Explicit Estimation of Magnitude and Phase Spectra in Parallel for High-Quality Speech Enhancement

Phase information has a significant impact on speech perceptual quality and intelligibility. However, existing speech enhancement methods encounter limitations in explicit phase estimation due to the non-structural nature and wrapping characteristics of the phase, leading to a bottleneck in enhanced speech quality. To overcome the above issue, in this paper, we proposed MP-SENet, a novel Speech Enhancement Network that explicitly enhances Magnitude and Phase spectra in parallel. The proposed MP-SENet comprises a Transformer-embedded encoder-decoder architecture. The encoder aims to encode the input distorted magnitude and phase spectra into time-frequency representations, which are further fed into time-frequency Transformers for alternatively capturing time and frequency dependencies. The decoder comprises a magnitude mask decoder and a phase decoder, directly enhancing magnitude and wrapped phase spectra by incorporating a magnitude masking architecture and a phase parallel estimation architecture, respectively. Multi-level loss functions explicitly defined on the magnitude spectra, wrapped phase spectra, and short-time complex spectra are adopted to jointly train the MP-SENet model. A metric discriminator is further employed to compensate for the incomplete correlation between these losses and human auditory perception. Experimental results demonstrate that our proposed MP-SENet achieves state-of-the-art performance across multiple speech enhancement tasks, including speech denoising, dereverberation, and bandwidth extension. Compared to existing phase-aware speech enhancement methods, it further mitigates the compensation effect between the magnitude and phase by explicit phase estimation, elevating the perceptual quality of enhanced speech.

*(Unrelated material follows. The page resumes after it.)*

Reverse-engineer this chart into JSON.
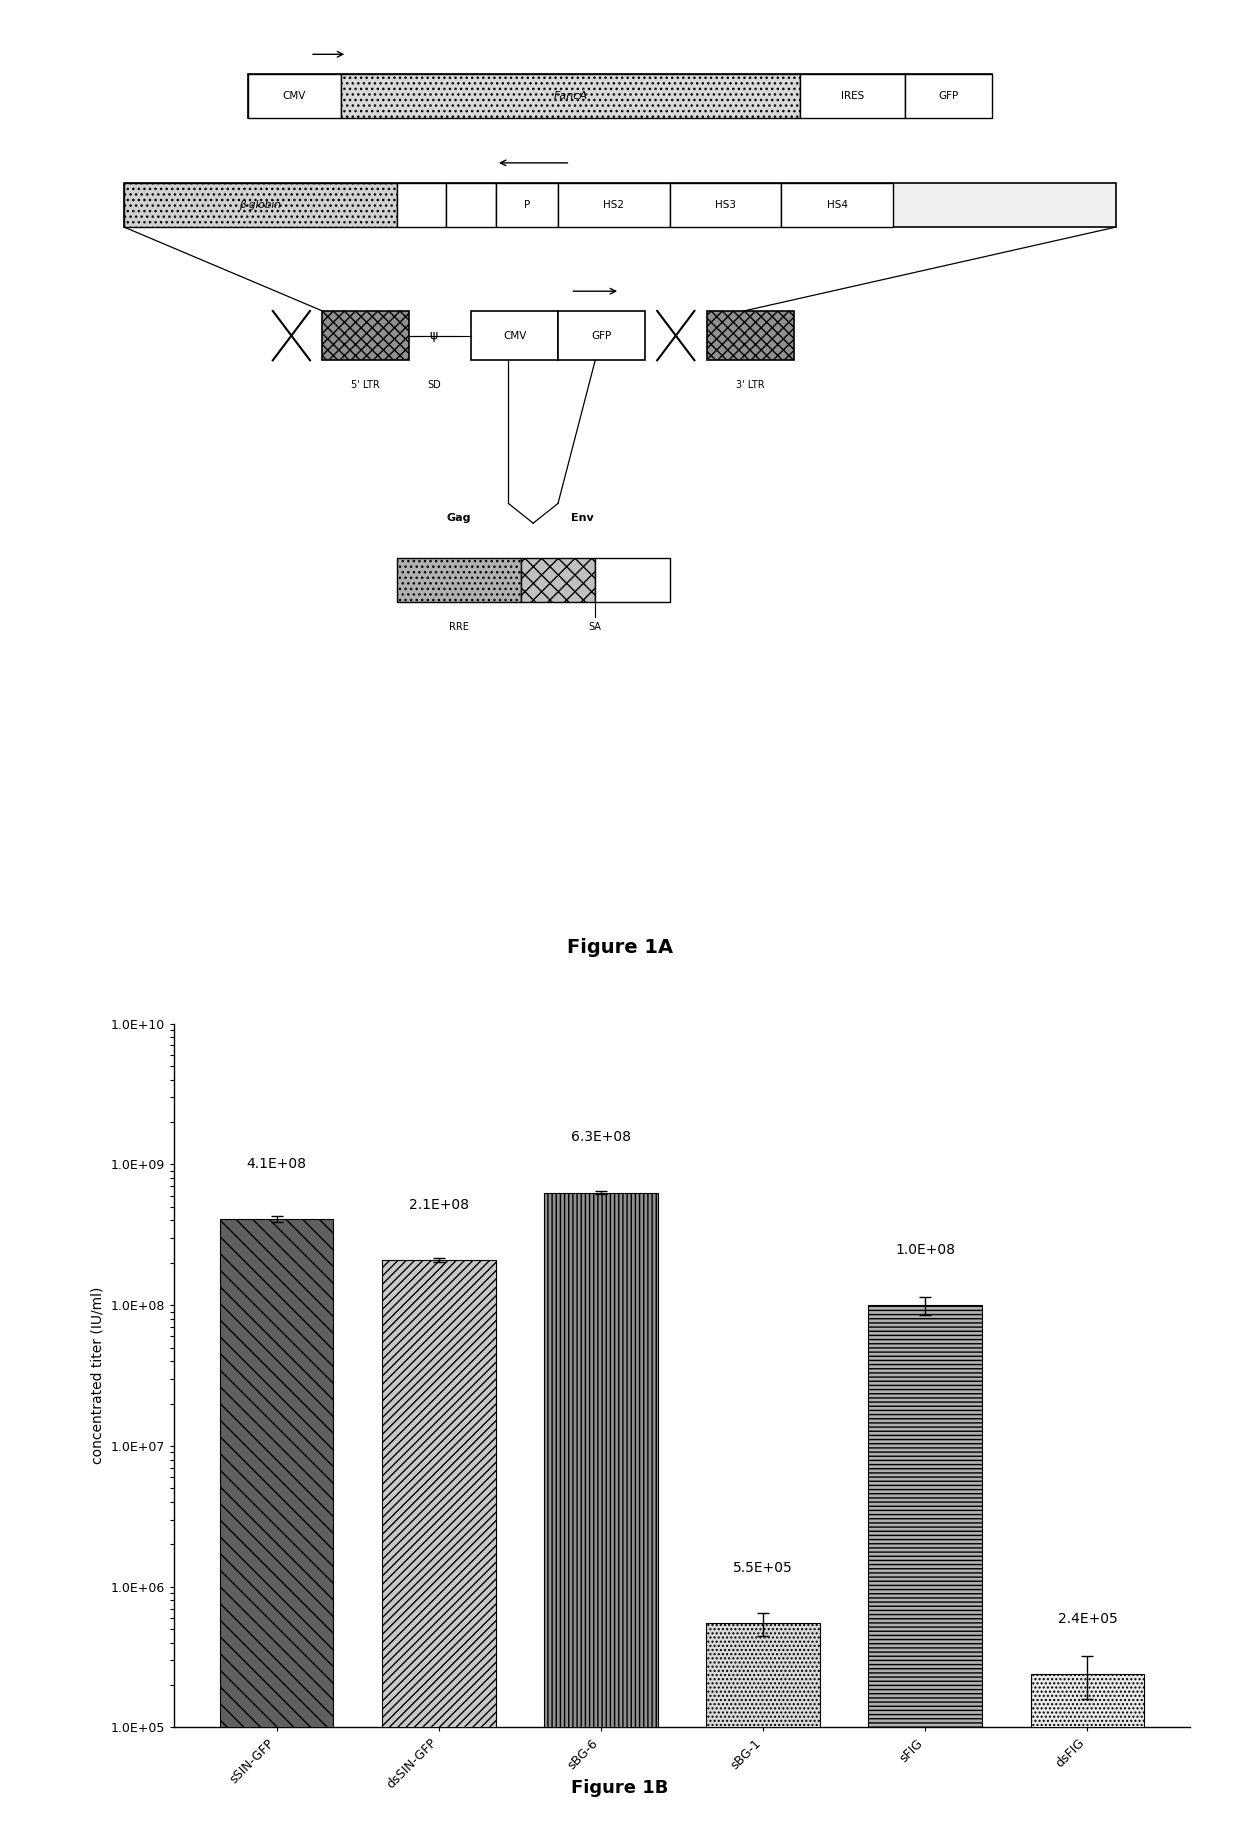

翻译：相位信息对语音感知质量和清晰度具有重要影响。然而，由于相位具有非结构性和缠绕特性，现有语音增强方法在显式相位估计方面存在局限性，这成为增强语音质量提升的瓶颈。为解决上述问题，本文提出MP-SENet——一种并行显式增强幅值与相位谱的新型语音增强网络。所提出的MP-SENet采用集成Transformer的编码器-解码器架构。编码器将输入的失真幅值和相位谱编码为时频表征，随后输入时频Transformer以交替捕获时间和频率依赖关系。解码器包含幅值掩码解码器和相位解码器，分别通过幅值掩码架构和相位并行估计架构直接增强幅值谱和缠绕相位谱。采用在幅值谱、缠绕相位谱和短时复频谱上显式定义的多级损失函数联合训练MP-SENet模型，并进一步引入度量判别器以补偿这些损失与人类听觉感知之间的不完全相关性。实验结果表明，本文提出的MP-SENet在语音去噪、去混响和带宽扩展等多种语音增强任务中均达到最优性能。与现有相位感知语音增强方法相比，该方法通过显式相位估计进一步缓解了幅值与相位之间的补偿效应，提升了增强语音的感知质量。